Before I rose to get off at 34th St, and as if she had anticipated this too, the woman lifted her head (was she looking at me? I don’t remember…) and added a kind of postscript to her poem—“Also MTA police brutality, also MTA police brutality”—which nicely gave her performance a site-specific resonance.

While I do, in certain respects, appreciate the MTA’s Poetry in Motion project (which seems now to be losing steam compared to the newer Train of Thought program which excerpts prose), these decontextualized snippets of verse have never struck me, or unsettled me, in the same way that this woman’s impromptu poem had.

This event also seemed to attest to the particular power of performance, and I am today very much looking forward to seeing Cecilia Vicuña’s performance.

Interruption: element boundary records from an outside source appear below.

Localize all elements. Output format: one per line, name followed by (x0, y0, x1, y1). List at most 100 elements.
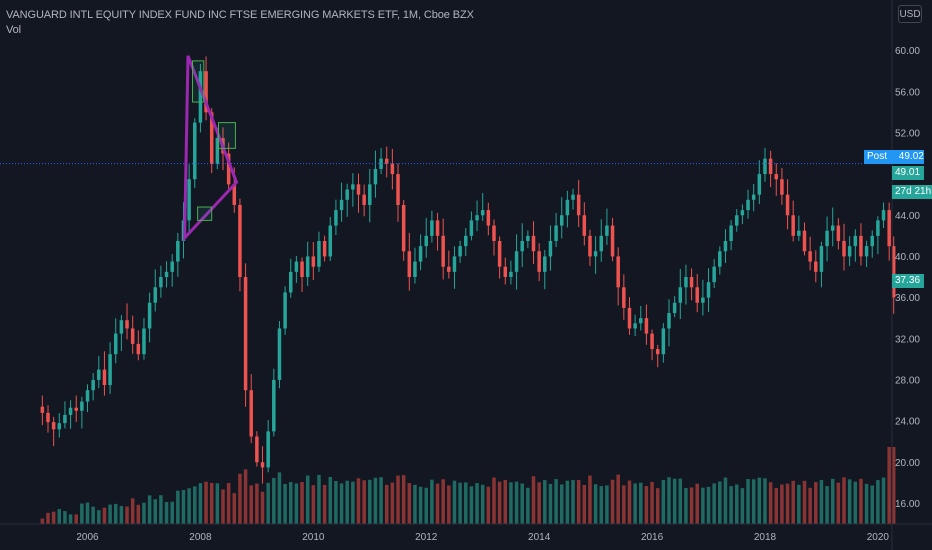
volume-bar (198, 483, 203, 524)
candle-body (509, 271, 513, 277)
candle-body (147, 302, 152, 329)
candle-body (836, 225, 841, 241)
volume-bar (475, 483, 479, 524)
volume-bar (723, 477, 728, 524)
candle-body (266, 431, 270, 468)
candle-body (774, 174, 779, 180)
price-tick-label: 40.00 (895, 252, 920, 263)
candle-body (763, 158, 767, 175)
volume-bar (531, 476, 536, 524)
candle-body (887, 210, 891, 247)
volume-bar (384, 484, 389, 524)
candle-body (187, 179, 191, 221)
volume-bar (870, 485, 874, 524)
candle-body (531, 235, 536, 252)
volume-bar (238, 473, 242, 524)
time-axis[interactable]: 2006 2008 2010 2012 2014 2016 2018 2020 (0, 523, 932, 543)
candle-body (113, 333, 118, 355)
volume-bar (277, 472, 282, 524)
candle-body (610, 225, 615, 257)
volume-bar (706, 486, 711, 524)
candle-body (401, 204, 406, 252)
price-axis[interactable]: 60.0056.0052.0048.0044.0040.0036.0032.00… (891, 0, 920, 550)
candle-body (424, 235, 428, 247)
candle-body (119, 320, 124, 334)
candle-body (582, 215, 587, 236)
candle-body (288, 271, 293, 293)
candle-body (384, 158, 389, 164)
volume-bar (362, 480, 366, 524)
volume-bar (334, 480, 338, 524)
candle-body (526, 235, 530, 241)
candle-body (543, 256, 547, 272)
volume-bar (492, 477, 496, 524)
candle-body (492, 225, 496, 241)
volume-bar (672, 478, 677, 524)
volume-bar (825, 486, 829, 524)
candle-body (475, 215, 479, 221)
volume-bar (565, 480, 570, 524)
currency-badge[interactable]: USD (898, 5, 922, 23)
price-tick-label: 44.00 (895, 211, 920, 222)
candle-body (277, 328, 282, 380)
volume-bar (260, 491, 265, 524)
candle-body (644, 318, 649, 334)
candle-body (639, 318, 643, 324)
symbol-title[interactable]: VANGUARD INTL EQUITY INDEX FUND INC FTSE… (6, 9, 474, 21)
candle-body (870, 235, 874, 247)
candle-body (418, 246, 423, 262)
candle-body (356, 184, 361, 195)
volume-bar (881, 477, 886, 524)
volume-bar (458, 482, 462, 524)
candle-body (701, 297, 705, 303)
candle-body (825, 230, 829, 247)
candle-body (633, 323, 637, 329)
volume-bar (785, 483, 790, 524)
volume-bar (413, 484, 417, 524)
candle-body (469, 220, 474, 236)
volume-bar (328, 476, 333, 524)
candle-body (593, 251, 598, 257)
candle-body (328, 225, 333, 257)
volume-bar (661, 479, 666, 524)
volume-bar (379, 477, 383, 524)
candle-body (249, 390, 253, 437)
volume-bar (891, 447, 896, 524)
candle-body (396, 174, 400, 205)
volume-bar (526, 487, 530, 524)
candle-body (497, 240, 502, 267)
candle-body (362, 194, 366, 205)
volume-bar (255, 483, 259, 524)
candle-body (571, 194, 575, 200)
volume-bar (554, 479, 558, 524)
candle-body (164, 271, 169, 277)
volume-bar (125, 506, 129, 524)
candle-body (791, 215, 795, 236)
candle-body (272, 379, 276, 432)
volume-bar (486, 486, 491, 524)
volume-indicator-label[interactable]: Vol (6, 24, 21, 36)
candle-body (830, 225, 835, 231)
candle-body (339, 199, 344, 211)
volume-bar (593, 484, 598, 524)
volume-bar (780, 484, 784, 524)
volume-bar (40, 518, 45, 524)
volume-bar (283, 483, 287, 524)
drawing-layer[interactable] (183, 55, 239, 242)
candle-body (57, 423, 62, 430)
candle-body (91, 379, 95, 391)
volume-bar (548, 483, 553, 524)
volume-bar (401, 475, 406, 524)
volume-bar (480, 484, 485, 524)
volume-bar (136, 504, 141, 524)
candle-body (334, 210, 338, 226)
volume-bar (588, 475, 592, 524)
volume-bar (814, 482, 818, 524)
candle-body (215, 138, 220, 164)
candle-body (537, 251, 541, 272)
volume-bar (159, 495, 163, 524)
volume-bar (153, 499, 158, 524)
volume-bar (622, 485, 626, 524)
time-tick-label: 2010 (302, 532, 325, 543)
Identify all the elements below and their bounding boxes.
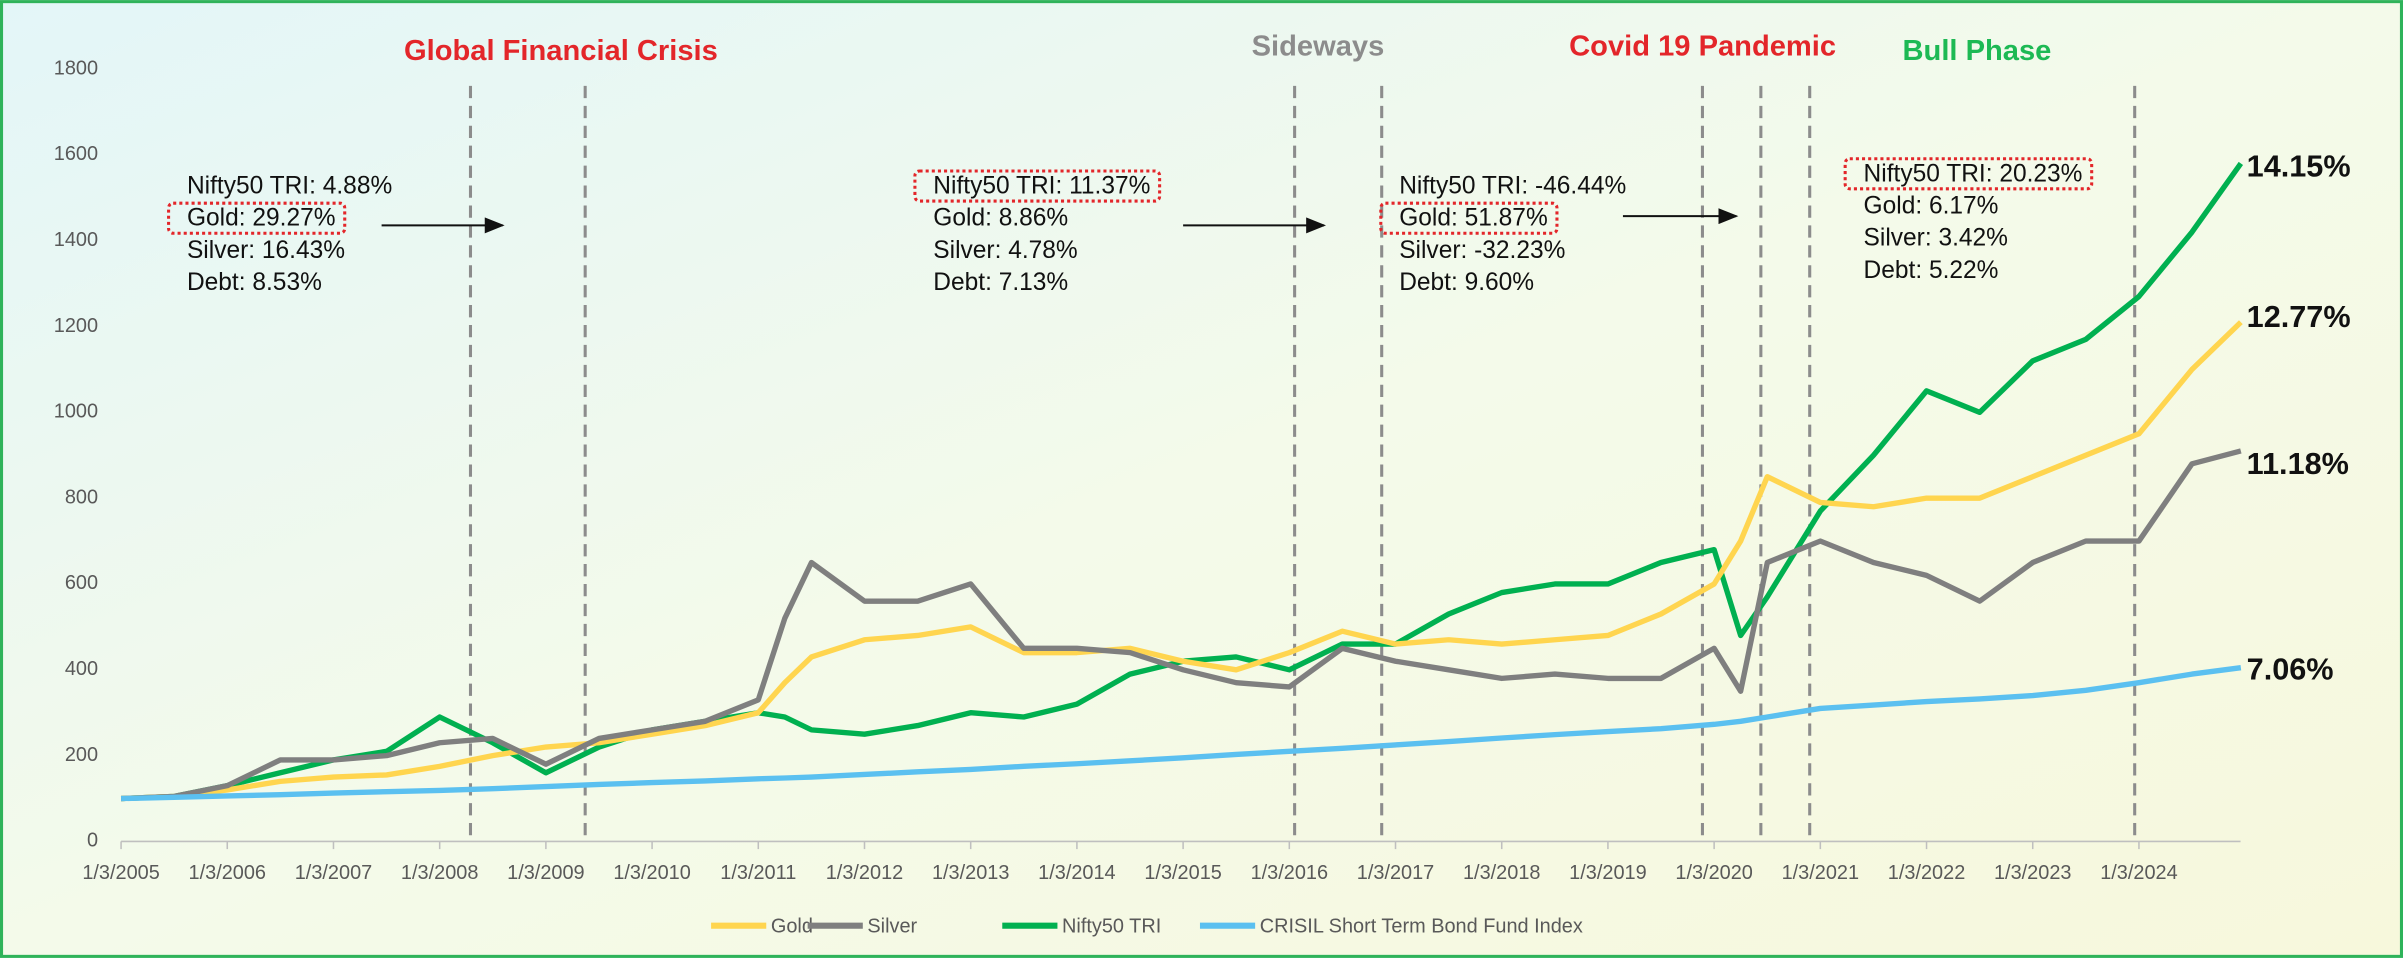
y-tick-label: 1600 — [54, 143, 98, 165]
series-line — [120, 448, 2242, 802]
x-tick-label: 1/3/2007 — [295, 862, 373, 884]
x-tick-label: 1/3/2008 — [401, 862, 479, 884]
phase-title: Covid 19 Pandemic — [1569, 30, 1836, 62]
highlight-box — [1843, 157, 2094, 191]
note-line: Gold: 51.87% — [1399, 205, 1548, 232]
end-label: 7.06% — [2247, 652, 2334, 686]
note-line: Gold: 8.86% — [933, 205, 1068, 232]
x-tick-label: 1/3/2011 — [720, 862, 796, 884]
note-line: Debt: 5.22% — [1864, 257, 1999, 284]
note-line: Silver: 3.42% — [1864, 225, 2008, 252]
y-tick-label: 200 — [65, 744, 98, 766]
note-line: Debt: 7.13% — [933, 269, 1068, 296]
note-line: Nifty50 TRI: 20.23% — [1864, 160, 2083, 187]
x-tick-label: 1/3/2012 — [826, 862, 904, 884]
x-tick-label: 1/3/2023 — [1994, 862, 2072, 884]
x-tick-label: 1/3/2013 — [932, 862, 1010, 884]
x-tick-label: 1/3/2006 — [189, 862, 267, 884]
x-tick-label: 1/3/2018 — [1463, 862, 1541, 884]
y-tick-label: 1000 — [54, 401, 98, 423]
series-line — [120, 320, 2243, 802]
phase-title: Sideways — [1252, 30, 1385, 62]
y-tick-label: 400 — [65, 658, 98, 680]
y-tick-label: 1200 — [54, 315, 98, 337]
y-tick-label: 1800 — [54, 57, 98, 79]
x-tick-label: 1/3/2020 — [1675, 862, 1752, 884]
x-tick-label: 1/3/2021 — [1782, 862, 1860, 884]
y-tick-label: 1400 — [54, 229, 98, 251]
legend-label: CRISIL Short Term Bond Fund Index — [1260, 916, 1583, 938]
x-tick-label: 1/3/2019 — [1569, 862, 1646, 884]
highlight-box — [1379, 201, 1559, 235]
x-tick-label: 1/3/2016 — [1251, 862, 1329, 884]
x-tick-label: 1/3/2015 — [1144, 862, 1222, 884]
y-tick-label: 0 — [87, 830, 98, 852]
note-line: Nifty50 TRI: -46.44% — [1399, 173, 1626, 200]
note-line: Nifty50 TRI: 11.37% — [933, 173, 1150, 200]
phase-title: Bull Phase — [1903, 35, 2052, 67]
x-tick-label: 1/3/2022 — [1888, 862, 1965, 884]
note-line: Silver: -32.23% — [1399, 237, 1565, 264]
x-tick-label: 1/3/2010 — [613, 862, 691, 884]
note-line: Nifty50 TRI: 4.88% — [187, 173, 392, 200]
x-tick-label: 1/3/2024 — [2100, 862, 2178, 884]
x-tick-label: 1/3/2014 — [1038, 862, 1116, 884]
note-line: Gold: 29.27% — [187, 205, 336, 232]
highlight-box — [913, 169, 1162, 203]
legend-label: Nifty50 TRI — [1062, 916, 1161, 938]
x-tick-label: 1/3/2009 — [507, 862, 585, 884]
note-line: Gold: 6.17% — [1864, 192, 1999, 219]
end-label: 12.77% — [2247, 300, 2351, 334]
end-label: 14.15% — [2247, 150, 2351, 184]
note-line: Debt: 8.53% — [187, 269, 322, 296]
legend-label: Gold — [771, 916, 813, 938]
note-line: Debt: 9.60% — [1399, 269, 1534, 296]
x-tick-label: 1/3/2005 — [82, 862, 160, 884]
x-tick-label: 1/3/2017 — [1357, 862, 1435, 884]
phase-title: Global Financial Crisis — [404, 35, 718, 67]
note-line: Silver: 4.78% — [933, 237, 1077, 264]
note-line: Silver: 16.43% — [187, 237, 345, 264]
end-label: 11.18% — [2247, 447, 2349, 481]
y-tick-label: 600 — [65, 572, 98, 594]
legend-label: Silver — [867, 916, 917, 938]
series-line — [121, 664, 2242, 802]
y-tick-label: 800 — [65, 486, 98, 508]
highlight-box — [167, 201, 347, 235]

Wednesday, October 21, 2009
Cecilia Vicuña, 2009-10 Estelle Lebowitz Artist-in-Residence
Public Lecture and Poetry Performance
“A Tongue Within Tongues”
Reception for the Artist: 6pm;
Performance: 6:30pm – 7:30 pm
Mabel Smith Douglass Room, Douglass Library
New Brunswick, NJ

“In her poetry performances Cecilia Vicuña creates a space for silence and transformation. Words, sounds and the audience are woven into new sensory perceptions. Playing with many languages as she reads and chants she transforms her texts as she goes, incorporating the present moment.”

~ by Michael Leong on October 21, 2009.

One Response to “Poetry in Motion: A Spontaneous Spoken Word Poem on the 8th Ave Local”

  1. I was just looking into instances of MTA police misconduct and think now that this woman’s performance may have been a protest against Jesse Archer’s recent beating in Grand Central Station.